In a message dated 8/18/2006 10:57:35 AM Eastern Standard Time, [EMAIL PROTECTED] writes:
Nowhere have I seen any plans to truely combat these problems, just
excuses for why they exist.
 
Any insights in this group about the "Broken Window Theory" to reduce crime and improve neighborhoods?
 
I know the program had its critics in NYC during the Giuliani years, but at that time I had an apartrment share there, and the improvements in quality of life issues were quite radical and visible.
 

Excerpt from http://en.wikipedia.org/wiki/Rudy_Giuliani

On Crime control

In his first term as mayor, Giuliani, in conjunction with New York City Police Department Commissioner Bill Bratton, adopted an aggressive enforcement-deterrent strategy based on James Q. Wilson's Broken Windows theory. This involved crackdowns on relatively minor offenses such as jaywalking, turnstile jumping, and aggressive "squeegeemen", on the principle that this would send a message that order would be maintained, and that the city would be "cleaned up."

Interview with Giuliani excerpt from http://www.achievement.org/autodoc/page/giu0int-4  

In fighting crime, you also started small. Maybe you could talk a little bit about the "Broken Windows" theory. Why was it so important to clean up the streets and get rid of graffiti?

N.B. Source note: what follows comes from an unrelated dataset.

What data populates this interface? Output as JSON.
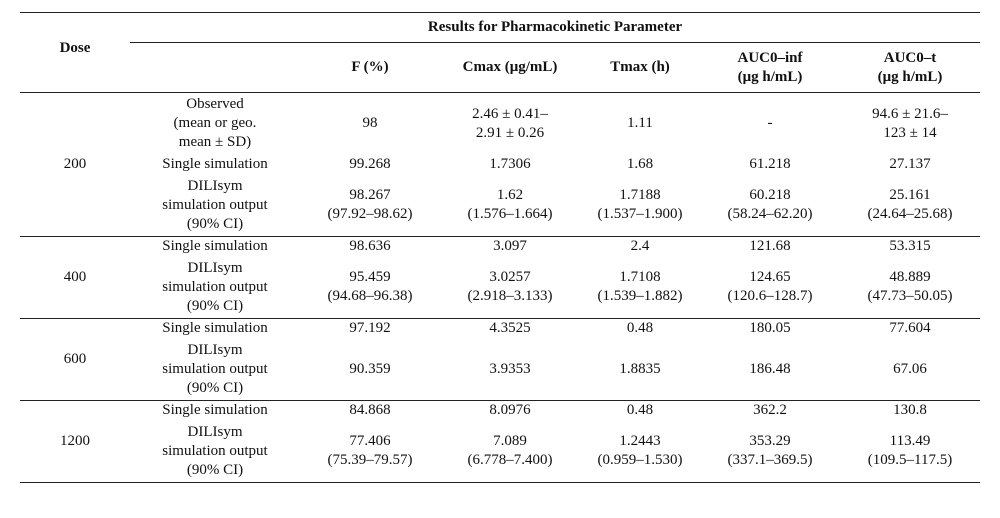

Well, I very much subscribe to the "Broken Windows" theory, a theory that was developed by Professors Wilson and Kelling, 25 years ago maybe. The idea of it is that you had to pay attention to small things, otherwise they would get out of control and become much worse. And that, in fact, in a lot of our approach to crime, quality of life, social programs, we were allowing small things to get worse rather than dealing with them at the earliest possible stage. That approach had been tried in other cities, but all small cities, and there was a big debate about whether it could work in a city as large as New York. One of the ways that New York used to resist any kind of change was to say, "It can't work here," because they wanted to keep the status quo. There is such a desire for people to do that, to keep the status quo. And I thought, "Well, there's no reason why it can't work in New York City. We have bigger resources. We may have bigger problems, we have bigger resources, the same theory should work." So we started paying attention to the things that were being ignored. Aggressive panhandling, the squeegee operators that would come up to your car and wash the window of your car whether you wanted it or not -- and sometimes smashed people's cars or tires or windows -- the street-level drug-dealing; the prostitution; the graffiti, all these things that were deteriorating the city. So we said, "We're going to pay attention to that," and it worked. It worked because we not only got a big reduction in that, and an improvement in the quality of life, but massive reductions in homicide, and New York City turned from the crime capital of America to the safest large city in the country for five, six years in a row.